Figure 12.8: B chart of newborns with asphyxia, target = 0.01%
Control limits for B charts are user-defined and reflect a trade-off between sensitivity and specificity. A common default is ±3.5, which is suitable for detecting a doubling or halving of the event rate. Tighter limits increase sensitivity but may lead to more false alarms; wider limits reduce false alarms but may miss smaller shifts. The most appropriate choice depends on the context, including the amount of available data, the size of shift of interest, and the consequences of missing a signal or raising a false one.
In practice, limits are often chosen on the basis of simulation, historical data, and domain knowledge, especially in relation to the consequences of missed detections and false alerts. See Neuburger et al. (2017) for details on the selection of control limits.
Looking at Figure 12.6, which shows a historically stable process based on more than 2000 observations, with most data points clustered around the centre line, one might judge it reasonable to tighten the control limits to ±3 or even ±2.5, as shown in Figure 12.9.
Figure 12.9: B chart of newborns with asphyxia, target = 0.01%
12.5 Selecting the rigth chart for rare events
Having reviewed several alternatives for rare events data – U and T charts for low event rates, and P, G, and B charts for low case proportions – we may ask which chart should be preferred. The answer is that it depends. No single chart is universally best, and in many situations two or more charts provide complementary insights.
In particular, we recommend pairing a T or G chart with its corresponding U or P chart. Together, these pairs provide a fuller picture by helping to detect both deterioration and improvement.
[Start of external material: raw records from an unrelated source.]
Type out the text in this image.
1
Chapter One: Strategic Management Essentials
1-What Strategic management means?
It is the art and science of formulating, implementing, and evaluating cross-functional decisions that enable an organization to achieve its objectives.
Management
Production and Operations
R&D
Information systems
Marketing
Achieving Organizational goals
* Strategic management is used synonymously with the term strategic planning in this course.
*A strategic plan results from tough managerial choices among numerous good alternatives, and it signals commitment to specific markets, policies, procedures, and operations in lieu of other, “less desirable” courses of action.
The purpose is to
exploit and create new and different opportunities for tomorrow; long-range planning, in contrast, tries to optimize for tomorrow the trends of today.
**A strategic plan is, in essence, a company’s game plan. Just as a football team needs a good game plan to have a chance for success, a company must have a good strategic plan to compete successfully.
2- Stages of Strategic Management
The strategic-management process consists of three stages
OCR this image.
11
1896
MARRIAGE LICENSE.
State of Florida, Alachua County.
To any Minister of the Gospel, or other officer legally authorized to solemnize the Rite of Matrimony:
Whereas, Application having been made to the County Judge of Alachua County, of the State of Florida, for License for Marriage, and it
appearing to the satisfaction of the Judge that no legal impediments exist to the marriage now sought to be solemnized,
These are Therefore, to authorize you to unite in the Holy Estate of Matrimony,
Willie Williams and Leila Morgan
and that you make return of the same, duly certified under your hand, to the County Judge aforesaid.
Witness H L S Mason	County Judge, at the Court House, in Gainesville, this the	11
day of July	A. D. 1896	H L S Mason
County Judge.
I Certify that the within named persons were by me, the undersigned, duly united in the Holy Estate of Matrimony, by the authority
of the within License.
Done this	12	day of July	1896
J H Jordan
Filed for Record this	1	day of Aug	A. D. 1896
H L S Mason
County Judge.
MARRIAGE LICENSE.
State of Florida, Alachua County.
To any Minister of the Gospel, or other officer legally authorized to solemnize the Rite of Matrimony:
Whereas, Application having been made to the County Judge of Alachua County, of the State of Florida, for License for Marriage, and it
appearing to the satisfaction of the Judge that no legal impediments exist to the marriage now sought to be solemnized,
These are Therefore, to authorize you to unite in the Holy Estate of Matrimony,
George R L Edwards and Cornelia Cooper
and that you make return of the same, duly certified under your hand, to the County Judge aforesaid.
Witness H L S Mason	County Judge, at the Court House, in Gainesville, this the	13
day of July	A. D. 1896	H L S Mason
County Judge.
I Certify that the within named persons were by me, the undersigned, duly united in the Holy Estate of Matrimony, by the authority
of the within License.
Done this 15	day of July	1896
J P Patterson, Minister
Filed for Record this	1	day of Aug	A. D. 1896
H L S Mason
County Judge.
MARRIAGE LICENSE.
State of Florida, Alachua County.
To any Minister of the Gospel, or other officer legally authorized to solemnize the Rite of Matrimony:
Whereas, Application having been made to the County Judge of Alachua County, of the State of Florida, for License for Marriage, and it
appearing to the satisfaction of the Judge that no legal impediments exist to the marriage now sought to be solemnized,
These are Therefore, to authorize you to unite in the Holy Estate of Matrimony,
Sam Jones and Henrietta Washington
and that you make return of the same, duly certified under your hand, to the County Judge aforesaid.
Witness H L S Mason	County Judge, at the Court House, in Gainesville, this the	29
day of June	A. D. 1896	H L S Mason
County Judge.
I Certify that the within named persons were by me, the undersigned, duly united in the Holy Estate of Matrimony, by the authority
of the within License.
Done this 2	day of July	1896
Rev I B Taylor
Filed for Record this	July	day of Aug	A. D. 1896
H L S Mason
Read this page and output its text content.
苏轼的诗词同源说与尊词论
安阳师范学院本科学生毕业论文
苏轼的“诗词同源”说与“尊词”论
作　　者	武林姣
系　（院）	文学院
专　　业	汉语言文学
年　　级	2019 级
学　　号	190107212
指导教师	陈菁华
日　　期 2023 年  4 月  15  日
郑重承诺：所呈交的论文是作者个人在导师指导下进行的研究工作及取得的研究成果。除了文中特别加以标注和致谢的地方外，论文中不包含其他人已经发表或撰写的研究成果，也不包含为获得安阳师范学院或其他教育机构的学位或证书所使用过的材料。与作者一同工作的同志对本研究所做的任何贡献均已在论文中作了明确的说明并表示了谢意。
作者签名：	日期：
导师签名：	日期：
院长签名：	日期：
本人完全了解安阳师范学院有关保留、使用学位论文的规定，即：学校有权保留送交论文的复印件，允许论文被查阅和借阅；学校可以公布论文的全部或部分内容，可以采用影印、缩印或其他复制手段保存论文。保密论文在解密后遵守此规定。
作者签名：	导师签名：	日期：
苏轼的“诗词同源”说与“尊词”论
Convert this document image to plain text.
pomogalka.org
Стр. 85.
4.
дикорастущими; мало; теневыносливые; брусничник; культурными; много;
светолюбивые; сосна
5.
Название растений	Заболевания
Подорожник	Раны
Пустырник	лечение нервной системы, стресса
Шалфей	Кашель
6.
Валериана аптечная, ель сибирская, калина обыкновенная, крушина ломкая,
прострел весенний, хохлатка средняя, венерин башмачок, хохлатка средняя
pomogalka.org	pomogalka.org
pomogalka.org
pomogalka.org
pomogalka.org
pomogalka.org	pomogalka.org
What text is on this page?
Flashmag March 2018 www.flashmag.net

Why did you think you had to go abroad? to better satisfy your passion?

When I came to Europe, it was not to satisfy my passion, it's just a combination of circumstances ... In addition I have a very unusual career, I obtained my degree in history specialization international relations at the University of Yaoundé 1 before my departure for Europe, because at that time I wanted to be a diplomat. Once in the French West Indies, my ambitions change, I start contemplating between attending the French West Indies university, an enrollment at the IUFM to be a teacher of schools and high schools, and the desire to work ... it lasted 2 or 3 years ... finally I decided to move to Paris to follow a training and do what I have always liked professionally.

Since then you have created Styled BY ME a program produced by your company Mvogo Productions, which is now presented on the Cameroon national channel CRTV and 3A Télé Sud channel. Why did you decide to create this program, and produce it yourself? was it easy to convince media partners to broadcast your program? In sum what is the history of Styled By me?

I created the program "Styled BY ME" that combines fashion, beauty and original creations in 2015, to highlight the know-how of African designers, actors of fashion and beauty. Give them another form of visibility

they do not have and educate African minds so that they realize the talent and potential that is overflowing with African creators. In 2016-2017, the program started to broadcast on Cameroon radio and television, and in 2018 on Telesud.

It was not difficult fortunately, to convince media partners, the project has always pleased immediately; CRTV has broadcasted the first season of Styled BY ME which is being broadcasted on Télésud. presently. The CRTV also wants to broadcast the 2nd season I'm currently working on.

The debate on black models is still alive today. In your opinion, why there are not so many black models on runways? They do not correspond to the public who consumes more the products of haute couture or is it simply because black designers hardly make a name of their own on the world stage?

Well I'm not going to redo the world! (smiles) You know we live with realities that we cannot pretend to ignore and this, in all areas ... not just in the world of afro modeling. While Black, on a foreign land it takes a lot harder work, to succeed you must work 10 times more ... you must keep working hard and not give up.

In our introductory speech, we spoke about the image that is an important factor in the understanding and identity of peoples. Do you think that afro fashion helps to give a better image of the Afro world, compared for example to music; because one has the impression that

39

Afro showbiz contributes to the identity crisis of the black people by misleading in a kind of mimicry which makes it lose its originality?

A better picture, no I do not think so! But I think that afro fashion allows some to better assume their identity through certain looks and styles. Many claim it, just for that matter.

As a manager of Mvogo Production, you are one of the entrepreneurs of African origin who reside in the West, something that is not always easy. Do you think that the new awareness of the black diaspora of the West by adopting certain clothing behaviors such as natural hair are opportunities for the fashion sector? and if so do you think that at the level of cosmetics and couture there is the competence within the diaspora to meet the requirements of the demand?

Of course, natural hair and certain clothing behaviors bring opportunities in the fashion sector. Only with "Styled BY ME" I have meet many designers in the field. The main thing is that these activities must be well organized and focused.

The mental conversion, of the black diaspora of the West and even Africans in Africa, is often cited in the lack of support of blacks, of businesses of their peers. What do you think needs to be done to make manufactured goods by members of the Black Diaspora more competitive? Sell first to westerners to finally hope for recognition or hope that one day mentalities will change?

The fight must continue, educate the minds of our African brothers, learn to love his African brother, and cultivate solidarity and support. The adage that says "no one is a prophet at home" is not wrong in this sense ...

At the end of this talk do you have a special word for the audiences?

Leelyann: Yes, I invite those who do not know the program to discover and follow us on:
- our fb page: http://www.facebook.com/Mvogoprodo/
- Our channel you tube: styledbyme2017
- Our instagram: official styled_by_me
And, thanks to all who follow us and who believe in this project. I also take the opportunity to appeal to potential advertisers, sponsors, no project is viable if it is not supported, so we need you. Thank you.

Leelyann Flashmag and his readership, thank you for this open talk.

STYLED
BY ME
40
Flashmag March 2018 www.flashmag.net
The B chart is a particularly powerful tool, but it requires careful attention and specialist knowledge to construct and interpret. Its diagnostic performance depends strongly on the chosen target, odds ratio, and control limits, and these choices should be made by people with a good understanding of the underlying process. That said, the default settings – an odds ratio of 2 and control limits of ±3.5 – are generally reasonable for processes with a baseline rate around 1%, where the aim is to detect a doubling or halving of the event rate relative to that baseline.